If niche films are mirroring silenced loves, straight and narrow Bollywood plotlines are bending to allow the gay experience into multiplexes. Much of it is still crassly homophobic (Page 3 and Life in a Metro). But a film like Honeymoon Travels Pvt Limited allows a gay sub-plot to blow up on a multiple narrative on heterosexual marriages. The ensuing confusion of sexual identity is addressed with humour and sensitivity.

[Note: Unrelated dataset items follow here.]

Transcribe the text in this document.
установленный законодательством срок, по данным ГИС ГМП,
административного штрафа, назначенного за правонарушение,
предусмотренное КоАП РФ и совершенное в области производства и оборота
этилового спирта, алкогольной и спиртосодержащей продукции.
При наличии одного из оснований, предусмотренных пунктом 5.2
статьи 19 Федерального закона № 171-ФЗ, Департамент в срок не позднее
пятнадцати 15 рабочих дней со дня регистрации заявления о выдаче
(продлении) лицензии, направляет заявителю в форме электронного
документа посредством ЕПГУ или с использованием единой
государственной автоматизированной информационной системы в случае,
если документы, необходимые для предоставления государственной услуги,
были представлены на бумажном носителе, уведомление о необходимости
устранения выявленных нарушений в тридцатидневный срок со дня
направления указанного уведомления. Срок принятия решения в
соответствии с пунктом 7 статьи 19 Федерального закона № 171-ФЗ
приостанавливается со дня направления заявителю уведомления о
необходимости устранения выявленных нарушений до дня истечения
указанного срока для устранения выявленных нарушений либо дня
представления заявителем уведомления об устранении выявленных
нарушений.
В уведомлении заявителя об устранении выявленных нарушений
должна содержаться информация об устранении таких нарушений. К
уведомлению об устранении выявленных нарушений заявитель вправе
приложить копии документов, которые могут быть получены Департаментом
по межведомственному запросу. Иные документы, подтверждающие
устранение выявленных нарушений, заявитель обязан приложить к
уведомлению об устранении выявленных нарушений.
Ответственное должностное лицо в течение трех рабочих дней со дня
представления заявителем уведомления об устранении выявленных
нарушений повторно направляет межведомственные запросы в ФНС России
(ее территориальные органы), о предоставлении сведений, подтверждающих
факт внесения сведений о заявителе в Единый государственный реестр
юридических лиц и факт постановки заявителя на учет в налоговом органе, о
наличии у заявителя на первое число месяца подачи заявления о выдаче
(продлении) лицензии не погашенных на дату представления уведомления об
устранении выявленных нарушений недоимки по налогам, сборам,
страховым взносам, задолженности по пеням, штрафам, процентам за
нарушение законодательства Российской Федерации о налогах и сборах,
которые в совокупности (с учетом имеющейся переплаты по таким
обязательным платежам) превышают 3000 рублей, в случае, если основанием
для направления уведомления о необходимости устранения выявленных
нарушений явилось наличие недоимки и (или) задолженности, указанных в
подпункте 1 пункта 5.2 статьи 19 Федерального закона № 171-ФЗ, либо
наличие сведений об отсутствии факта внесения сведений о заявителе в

TimeOut columnist, who writes under the suggestive name of Dehleez Paar, sees the greater visibility of gay and lesbian people as part of larger changes sweeping the Indian mindscape. “More and more youngsters in urban India are resisting social pressures, marrying late. There’s greater questioning and loosening of accepted social norms, which is also the case in matters of sexuality.”

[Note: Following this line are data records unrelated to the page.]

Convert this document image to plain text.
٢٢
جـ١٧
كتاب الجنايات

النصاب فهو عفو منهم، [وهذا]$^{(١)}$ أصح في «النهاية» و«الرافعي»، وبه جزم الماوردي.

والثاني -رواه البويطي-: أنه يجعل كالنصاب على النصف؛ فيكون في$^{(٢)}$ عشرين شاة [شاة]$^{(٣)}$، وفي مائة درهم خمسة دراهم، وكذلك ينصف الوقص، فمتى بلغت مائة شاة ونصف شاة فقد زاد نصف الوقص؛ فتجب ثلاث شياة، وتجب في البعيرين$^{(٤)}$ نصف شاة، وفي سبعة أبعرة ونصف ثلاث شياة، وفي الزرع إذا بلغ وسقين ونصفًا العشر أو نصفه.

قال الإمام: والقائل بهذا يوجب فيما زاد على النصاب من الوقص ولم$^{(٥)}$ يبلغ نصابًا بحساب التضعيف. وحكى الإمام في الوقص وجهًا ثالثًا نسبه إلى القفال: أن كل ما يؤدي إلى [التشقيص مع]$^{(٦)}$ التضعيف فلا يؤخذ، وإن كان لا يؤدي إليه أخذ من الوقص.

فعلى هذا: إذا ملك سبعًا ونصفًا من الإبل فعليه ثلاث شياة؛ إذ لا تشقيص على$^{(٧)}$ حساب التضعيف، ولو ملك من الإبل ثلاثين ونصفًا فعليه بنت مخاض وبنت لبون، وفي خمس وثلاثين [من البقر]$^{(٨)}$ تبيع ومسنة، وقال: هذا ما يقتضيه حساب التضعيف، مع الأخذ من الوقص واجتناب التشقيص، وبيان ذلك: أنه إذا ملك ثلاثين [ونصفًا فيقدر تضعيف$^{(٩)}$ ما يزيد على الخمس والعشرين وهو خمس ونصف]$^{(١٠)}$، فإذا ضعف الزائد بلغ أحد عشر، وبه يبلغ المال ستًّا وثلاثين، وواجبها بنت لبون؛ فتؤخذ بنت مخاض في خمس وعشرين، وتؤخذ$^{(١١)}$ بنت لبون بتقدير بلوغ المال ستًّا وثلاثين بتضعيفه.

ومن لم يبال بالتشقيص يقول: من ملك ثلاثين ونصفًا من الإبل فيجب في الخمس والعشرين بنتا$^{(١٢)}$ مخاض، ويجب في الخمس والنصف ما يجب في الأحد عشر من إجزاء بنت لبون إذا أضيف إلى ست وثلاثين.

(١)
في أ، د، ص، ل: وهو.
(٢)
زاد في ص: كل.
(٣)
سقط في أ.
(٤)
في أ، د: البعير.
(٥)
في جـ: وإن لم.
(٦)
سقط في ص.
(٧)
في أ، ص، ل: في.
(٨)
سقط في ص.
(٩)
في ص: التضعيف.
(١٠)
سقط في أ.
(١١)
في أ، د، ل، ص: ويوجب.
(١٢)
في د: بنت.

And as young Indians learn to break shibboleths, queer men and women are walking out of stifling, middle-class closets to find comfort in friends—straight or gay. Nineteen-year-old Amol (name changed), a student in a Delhi college, for instance, finds his greatest support from his pool of straight friends, mostly women. The Sunday gatherings helped Ajay (name changed), 21, a student of architecture, meet many more men like him, face up to his sexuality and come out to his father. “Two months after I attended my first social, I realised I wasn’t alone.” Ranjan recalls how relieved a 19-year-old was when he met other men like him at the gathering. “He said he realised he wasn’t all that bad. The next day, he went up to his father and blurted out the truth.”